GoMulan Gallery (Amsterdam) : Jonat Deelstra
L’une des propositions les plus intrigantes sans doute. Des sortes de cercueils ou d’enveloppes corporelles destinées à recevoir le corps du visiteur. L’artiste polymorphe néerlandais Jonat Deelstra (peinture, sculpture, vidéo) aborde les thèmes tels que la migration, la mort, le changement climatique, de façon antagoniste.

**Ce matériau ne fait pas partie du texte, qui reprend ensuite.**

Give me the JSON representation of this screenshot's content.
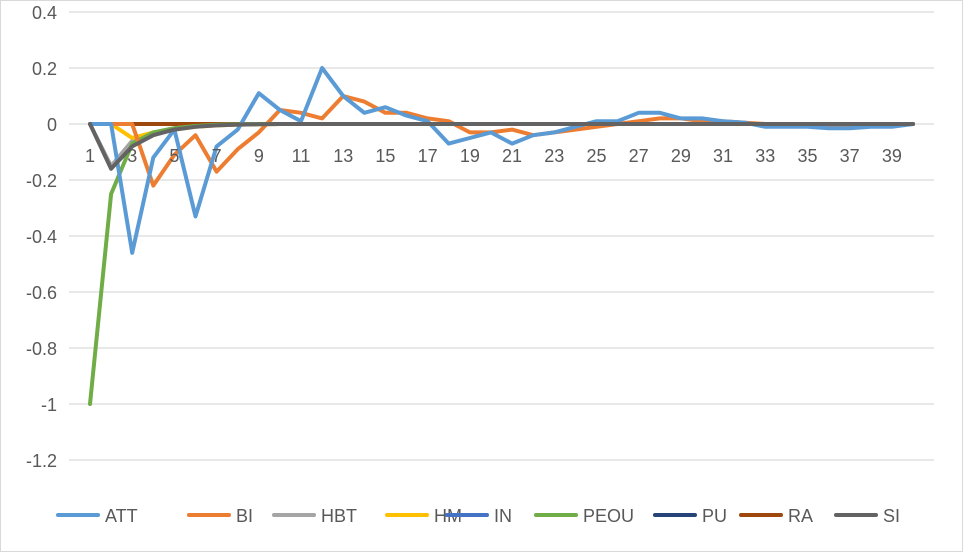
{
  "chart_data": {
    "type": "line",
    "title": "",
    "xlabel": "",
    "ylabel": "",
    "x": [
      1,
      2,
      3,
      4,
      5,
      6,
      7,
      8,
      9,
      10,
      11,
      12,
      13,
      14,
      15,
      16,
      17,
      18,
      19,
      20,
      21,
      22,
      23,
      24,
      25,
      26,
      27,
      28,
      29,
      30,
      31,
      32,
      33,
      34,
      35,
      36,
      37,
      38,
      39,
      40
    ],
    "x_tick_labels": [
      "1",
      "3",
      "5",
      "7",
      "9",
      "11",
      "13",
      "15",
      "17",
      "19",
      "21",
      "23",
      "25",
      "27",
      "29",
      "31",
      "33",
      "35",
      "37",
      "39"
    ],
    "ylim": [
      -1.3,
      0.4
    ],
    "y_ticks": [
      0.4,
      0.2,
      0,
      -0.2,
      -0.4,
      -0.6,
      -0.8,
      -1,
      -1.2
    ],
    "y_tick_labels": [
      "0.4",
      "0.2",
      "0",
      "-0.2",
      "-0.4",
      "-0.6",
      "-0.8",
      "-1",
      "-1.2"
    ],
    "grid": true,
    "legend_position": "bottom",
    "series": [
      {
        "name": "ATT",
        "color": "#5B9BD5",
        "values": [
          0,
          0,
          -0.46,
          -0.12,
          -0.02,
          -0.33,
          -0.08,
          -0.02,
          0.11,
          0.05,
          0.01,
          0.2,
          0.1,
          0.04,
          0.06,
          0.03,
          0.01,
          -0.07,
          -0.05,
          -0.03,
          -0.07,
          -0.04,
          -0.03,
          -0.01,
          0.01,
          0.01,
          0.04,
          0.04,
          0.02,
          0.02,
          0.01,
          0.005,
          -0.01,
          -0.01,
          -0.01,
          -0.015,
          -0.015,
          -0.01,
          -0.01,
          0
        ]
      },
      {
        "name": "BI",
        "color": "#ED7D31",
        "values": [
          0,
          0,
          0,
          -0.22,
          -0.11,
          -0.04,
          -0.17,
          -0.09,
          -0.03,
          0.05,
          0.04,
          0.02,
          0.1,
          0.08,
          0.04,
          0.04,
          0.02,
          0.01,
          -0.03,
          -0.03,
          -0.02,
          -0.04,
          -0.03,
          -0.02,
          -0.01,
          0,
          0.01,
          0.02,
          0.02,
          0.01,
          0.01,
          0.005,
          0,
          0,
          -0.005,
          -0.01,
          -0.01,
          -0.005,
          -0.005,
          0
        ]
      },
      {
        "name": "HBT",
        "color": "#A5A5A5",
        "values": [
          0,
          -0.15,
          -0.06,
          -0.03,
          -0.015,
          -0.008,
          -0.004,
          -0.002,
          -0.001,
          0,
          0,
          0,
          0,
          0,
          0,
          0,
          0,
          0,
          0,
          0,
          0,
          0,
          0,
          0,
          0,
          0,
          0,
          0,
          0,
          0,
          0,
          0,
          0,
          0,
          0,
          0,
          0,
          0,
          0,
          0
        ]
      },
      {
        "name": "HM",
        "color": "#FFC000",
        "values": [
          0,
          0,
          -0.05,
          -0.03,
          -0.02,
          -0.01,
          -0.005,
          -0.002,
          -0.001,
          0,
          0,
          0,
          0,
          0,
          0,
          0,
          0,
          0,
          0,
          0,
          0,
          0,
          0,
          0,
          0,
          0,
          0,
          0,
          0,
          0,
          0,
          0,
          0,
          0,
          0,
          0,
          0,
          0,
          0,
          0
        ]
      },
      {
        "name": "IN",
        "color": "#4472C4",
        "values": [
          0,
          0,
          0,
          0,
          0,
          0,
          0,
          0,
          0,
          0,
          0,
          0,
          0,
          0,
          0,
          0,
          0,
          0,
          0,
          0,
          0,
          0,
          0,
          0,
          0,
          0,
          0,
          0,
          0,
          0,
          0,
          0,
          0,
          0,
          0,
          0,
          0,
          0,
          0,
          0
        ]
      },
      {
        "name": "PEOU",
        "color": "#70AD47",
        "values": [
          -1,
          -0.25,
          -0.07,
          -0.03,
          -0.015,
          -0.007,
          -0.003,
          -0.001,
          0,
          0,
          0,
          0,
          0,
          0,
          0,
          0,
          0,
          0,
          0,
          0,
          0,
          0,
          0,
          0,
          0,
          0,
          0,
          0,
          0,
          0,
          0,
          0,
          0,
          0,
          0,
          0,
          0,
          0,
          0,
          0
        ]
      },
      {
        "name": "PU",
        "color": "#264478",
        "values": [
          0,
          0,
          0,
          0,
          0,
          0,
          0,
          0,
          0,
          0,
          0,
          0,
          0,
          0,
          0,
          0,
          0,
          0,
          0,
          0,
          0,
          0,
          0,
          0,
          0,
          0,
          0,
          0,
          0,
          0,
          0,
          0,
          0,
          0,
          0,
          0,
          0,
          0,
          0,
          0
        ]
      },
      {
        "name": "RA",
        "color": "#9E480E",
        "values": [
          0,
          0,
          0,
          0,
          0,
          0,
          0,
          0,
          0,
          0,
          0,
          0,
          0,
          0,
          0,
          0,
          0,
          0,
          0,
          0,
          0,
          0,
          0,
          0,
          0,
          0,
          0,
          0,
          0,
          0,
          0,
          0,
          0,
          0,
          0,
          0,
          0,
          0,
          0,
          0
        ]
      },
      {
        "name": "SI",
        "color": "#636363",
        "values": [
          0,
          -0.16,
          -0.08,
          -0.04,
          -0.02,
          -0.01,
          -0.005,
          -0.002,
          -0.001,
          0,
          0,
          0,
          0,
          0,
          0,
          0,
          0,
          0,
          0,
          0,
          0,
          0,
          0,
          0,
          0,
          0,
          0,
          0,
          0,
          0,
          0,
          0,
          0,
          0,
          0,
          0,
          0,
          0,
          0,
          0
        ]
      }
    ]
  }
}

Scène Ouverte (Paris) : Vincent Dubourg
La galerie reçoit le Best stand Prize.
L’installation monumentale de Vincent Dubourg, passage en forme de grotte et de rochers, la porte étant chez l’artiste un motif récurant et symbolique. Lui qui fonctionne par famille à penser et alphabet de formes, ses prototypes interrogent l’architecture, la sculpture, la mise en scène.. Saraï Delfendahl peuple ses créations de chimères dans une approche qui regarde du côté de l’art brut.
Sèvres-cité de la céramique & School galery : Bachelot & Caron
Illustrateurs pour la presse et scénographes, les Bachelot & Caron conçoivent la céramique dans des mises en scène carnavalesques entre humour noir et grand guignol. Michel Poivet, historien de l’image, par ailleurs commissaire au Hangar Center (prochaine chronique) leur dédie un hommage très inspiré intitulé « Destin zombie de l’art ».
Arsenic galerie (Paris) : Michel Gouéry et Jacques Monneraud
Entre Dadaïsme et science-fiction, Michel Gouéry aime joue du kitsch et du mauvais goût. Ces grandes figures comme fossilisées ou écorchées semblent des pantins désarticulés ou des totems.
Céramiste reconverti Jacques Monneraud après un métier de publicitaire parisien, se fixe dans le Pays Basque. Sa série Carton joue des effets du trompe l’oeil à partir d’une expérimentation de l’argile sans émail. Plus vrai que nature ! Il laisse volontairement apparaître les traces de réparation et de ruban adhésif.
Du côté des modernes…
abc (Budapest). Avec une sélection d’œuvres de Vasarely conçues pour les devantures des magasins Rosenthal en 1979.
Helène Bailly (Paris) : Un dîner à la table de Picasso !
Autre chassé-croisé avec la Brafa où l’enseigne parisienne participe également. Une présentation façon period room comme les affectionne les anglais, qui permet au regard de ce reposer après ce festival de carambolages visuels !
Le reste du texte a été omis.